Hello Sergei, Thanks for the review. A new patch is here: https://github.com/MariaDB/server/commit/0629711db43ec489a360d8f689b72fac66a... See also comments below: On 9/11/21 5:46 PM, Sergei Golubchik wrote:
Hi, Alexander!
please add more benchmark results to the MDEV, all the variants that you've tried and speedups (or slowdowns) for each.
otherwise, basically, no comments, see below. the only real concern is to know exactly when it helps and when it doesn't.
I added benchmark results to the MDEV. <cut>
--- /dev/null +++ b/strings/ctype-ascii.h @@ -0,0 +1,189 @@ +#ifndef CTYPE_ASCII_H_INCLUDED +#define CTYPE_ASCII_H_INCLUDED
The convention is CTYPE_ASCII_INCLUDED (every file has .h, so it's omitted from the include guard)
Fixed. <cut>
+/* + The following macro returns the bit 0x20 set to: + - 1 for input bytes in the ranges [60..7F] or [E0..FF] + - 0 otherwise + Bytes in the ranges [40..7F] and [C0..FF] have the bit 0x40 set. + Bytes in the ranges [60..7F] smd [E0..FF] have the bit 0x20 set.
s/smd/and/
Fixed. <cut>
+static inline int +my_strcoll_ascii_toupper_4bytes(const uchar *a, const uchar *b) +{ + ulonglong abn= (((ulonglong) mi_uint4korr(a)) << 32) | mi_uint4korr(b); + abn= my_ascii_to_upper_magic_uint64(abn); + if ((uint) (abn >> 32) == (uint32) abn)
s/uint/uint32/ ?
Fixed. <cut>
+ /* + TODO: + Try to get advantage of SIMD instructions by massive comparison + (16 bytes at a time) of characters against (x>='a' && x<='z') using: + - either explicit intrinsics
I thought your SIMD version was slower, wasn't it?

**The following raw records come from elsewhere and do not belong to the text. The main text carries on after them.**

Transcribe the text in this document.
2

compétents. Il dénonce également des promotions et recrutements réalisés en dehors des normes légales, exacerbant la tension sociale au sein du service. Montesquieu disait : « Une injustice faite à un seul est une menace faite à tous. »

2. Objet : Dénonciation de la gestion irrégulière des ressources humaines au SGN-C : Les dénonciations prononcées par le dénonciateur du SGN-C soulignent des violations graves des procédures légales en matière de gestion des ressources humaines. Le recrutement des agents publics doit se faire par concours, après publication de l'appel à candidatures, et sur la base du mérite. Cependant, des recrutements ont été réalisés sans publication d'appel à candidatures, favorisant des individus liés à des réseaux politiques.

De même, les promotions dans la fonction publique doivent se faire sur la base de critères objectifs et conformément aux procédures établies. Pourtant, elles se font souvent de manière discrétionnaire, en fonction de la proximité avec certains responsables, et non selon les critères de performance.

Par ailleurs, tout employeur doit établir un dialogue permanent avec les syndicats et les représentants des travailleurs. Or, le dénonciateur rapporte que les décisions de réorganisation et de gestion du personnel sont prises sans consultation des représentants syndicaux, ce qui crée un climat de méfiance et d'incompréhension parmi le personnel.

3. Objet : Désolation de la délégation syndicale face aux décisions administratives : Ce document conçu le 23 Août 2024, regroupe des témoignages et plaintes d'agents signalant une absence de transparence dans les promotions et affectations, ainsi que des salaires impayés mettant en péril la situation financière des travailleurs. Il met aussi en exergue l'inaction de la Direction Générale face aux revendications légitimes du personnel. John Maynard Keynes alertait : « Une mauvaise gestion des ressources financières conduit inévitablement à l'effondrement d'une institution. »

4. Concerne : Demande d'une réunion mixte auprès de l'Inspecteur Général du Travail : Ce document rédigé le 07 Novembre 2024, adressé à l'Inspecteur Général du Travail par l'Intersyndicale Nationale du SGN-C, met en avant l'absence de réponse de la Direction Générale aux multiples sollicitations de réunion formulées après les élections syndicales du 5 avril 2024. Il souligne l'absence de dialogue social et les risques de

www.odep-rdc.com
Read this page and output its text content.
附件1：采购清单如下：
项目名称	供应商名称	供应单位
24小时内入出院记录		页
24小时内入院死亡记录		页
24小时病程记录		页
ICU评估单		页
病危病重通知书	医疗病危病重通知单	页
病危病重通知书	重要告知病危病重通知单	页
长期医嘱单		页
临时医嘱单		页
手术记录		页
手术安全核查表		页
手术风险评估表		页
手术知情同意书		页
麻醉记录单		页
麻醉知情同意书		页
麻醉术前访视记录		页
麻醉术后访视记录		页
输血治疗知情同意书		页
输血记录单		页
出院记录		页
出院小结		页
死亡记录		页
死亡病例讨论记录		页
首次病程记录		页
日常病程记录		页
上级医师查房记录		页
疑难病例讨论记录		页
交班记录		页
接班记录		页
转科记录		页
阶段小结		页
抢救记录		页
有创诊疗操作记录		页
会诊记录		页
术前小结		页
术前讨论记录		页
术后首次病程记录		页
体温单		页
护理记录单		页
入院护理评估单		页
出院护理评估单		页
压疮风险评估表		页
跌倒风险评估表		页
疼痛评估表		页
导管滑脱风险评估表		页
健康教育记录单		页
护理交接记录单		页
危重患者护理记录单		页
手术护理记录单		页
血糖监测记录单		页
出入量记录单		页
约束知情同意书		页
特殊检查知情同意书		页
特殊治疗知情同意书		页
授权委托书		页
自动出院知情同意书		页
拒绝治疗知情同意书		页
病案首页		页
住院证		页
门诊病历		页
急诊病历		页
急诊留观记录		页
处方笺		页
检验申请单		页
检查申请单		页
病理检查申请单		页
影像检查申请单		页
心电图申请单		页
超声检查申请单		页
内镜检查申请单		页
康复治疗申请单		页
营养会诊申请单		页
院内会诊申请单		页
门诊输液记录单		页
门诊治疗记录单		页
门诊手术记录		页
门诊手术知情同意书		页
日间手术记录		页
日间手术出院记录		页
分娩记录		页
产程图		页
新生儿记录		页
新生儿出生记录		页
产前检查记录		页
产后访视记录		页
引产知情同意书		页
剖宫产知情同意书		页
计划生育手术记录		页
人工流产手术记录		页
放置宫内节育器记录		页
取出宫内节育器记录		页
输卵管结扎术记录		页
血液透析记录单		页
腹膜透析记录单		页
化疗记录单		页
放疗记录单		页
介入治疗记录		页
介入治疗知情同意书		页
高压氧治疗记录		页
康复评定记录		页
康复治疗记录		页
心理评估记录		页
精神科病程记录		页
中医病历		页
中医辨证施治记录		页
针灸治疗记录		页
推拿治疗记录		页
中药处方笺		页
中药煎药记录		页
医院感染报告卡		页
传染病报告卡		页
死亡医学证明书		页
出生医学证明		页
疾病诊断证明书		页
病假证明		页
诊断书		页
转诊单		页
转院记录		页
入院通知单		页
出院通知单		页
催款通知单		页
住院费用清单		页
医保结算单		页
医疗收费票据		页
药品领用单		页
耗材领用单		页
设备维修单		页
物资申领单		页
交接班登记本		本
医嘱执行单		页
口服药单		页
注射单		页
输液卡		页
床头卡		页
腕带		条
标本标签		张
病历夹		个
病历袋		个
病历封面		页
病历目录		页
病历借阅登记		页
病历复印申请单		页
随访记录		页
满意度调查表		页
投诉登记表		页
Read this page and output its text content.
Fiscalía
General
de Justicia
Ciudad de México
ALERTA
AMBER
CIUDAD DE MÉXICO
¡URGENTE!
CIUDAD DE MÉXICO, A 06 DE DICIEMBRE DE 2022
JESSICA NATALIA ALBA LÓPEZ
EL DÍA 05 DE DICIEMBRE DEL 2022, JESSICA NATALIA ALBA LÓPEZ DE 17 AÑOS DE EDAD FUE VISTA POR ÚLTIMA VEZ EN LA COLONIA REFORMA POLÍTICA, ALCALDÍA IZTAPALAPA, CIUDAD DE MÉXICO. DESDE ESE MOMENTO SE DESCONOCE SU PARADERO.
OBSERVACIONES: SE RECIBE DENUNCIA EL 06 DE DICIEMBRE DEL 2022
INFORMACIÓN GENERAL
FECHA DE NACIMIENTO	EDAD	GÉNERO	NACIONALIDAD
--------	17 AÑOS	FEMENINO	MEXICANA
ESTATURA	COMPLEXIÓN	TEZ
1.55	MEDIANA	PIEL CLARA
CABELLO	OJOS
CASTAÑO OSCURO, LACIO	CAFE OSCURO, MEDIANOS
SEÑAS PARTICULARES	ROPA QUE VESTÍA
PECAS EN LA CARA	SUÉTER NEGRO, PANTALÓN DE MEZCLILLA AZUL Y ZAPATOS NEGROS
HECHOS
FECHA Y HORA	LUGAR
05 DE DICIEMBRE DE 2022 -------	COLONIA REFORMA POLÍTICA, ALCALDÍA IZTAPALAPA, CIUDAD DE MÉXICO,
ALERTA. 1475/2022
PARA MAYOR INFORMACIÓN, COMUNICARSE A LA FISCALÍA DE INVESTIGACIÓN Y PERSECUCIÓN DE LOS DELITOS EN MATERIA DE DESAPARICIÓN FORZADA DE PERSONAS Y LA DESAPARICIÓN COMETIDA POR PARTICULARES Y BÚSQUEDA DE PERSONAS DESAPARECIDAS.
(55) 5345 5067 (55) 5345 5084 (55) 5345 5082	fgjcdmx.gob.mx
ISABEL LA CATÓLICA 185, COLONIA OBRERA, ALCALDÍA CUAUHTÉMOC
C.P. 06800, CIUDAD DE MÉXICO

On quick tests SIMD appeared to be 1.5 times faster on pure ASCII (comparing to the current patch version). I decided not to include SIMD at this point yet. Enabling SIMD needs some further experimenting: 1. How to enable SIMD properly: - during compile time through cmake only - or additionally during run time depending on whether the processor really supports the SIMD commands used. 2. It should be more efficient to handle both ASCII and multi-byte characters by SIMD operations, instead of just catching ASCII substrings. This at least should be possible for _bin collations. Not sure about _ci. <cut>
+#if defined(STRCOLL_MB7_BIN) +#define MY_STRCOLL_MB7_4BYTES(a,b) my_strcoll_mb7_bin_4bytes((a),(b)) +#if defined(__x86_64__)
as Wlad has already said, what about not gcc-on-intel 64bit platforms?
Fixed to: #if SIZEOF_VOIDP == 8 .. #endif Thanks to Wlad for the suggestion.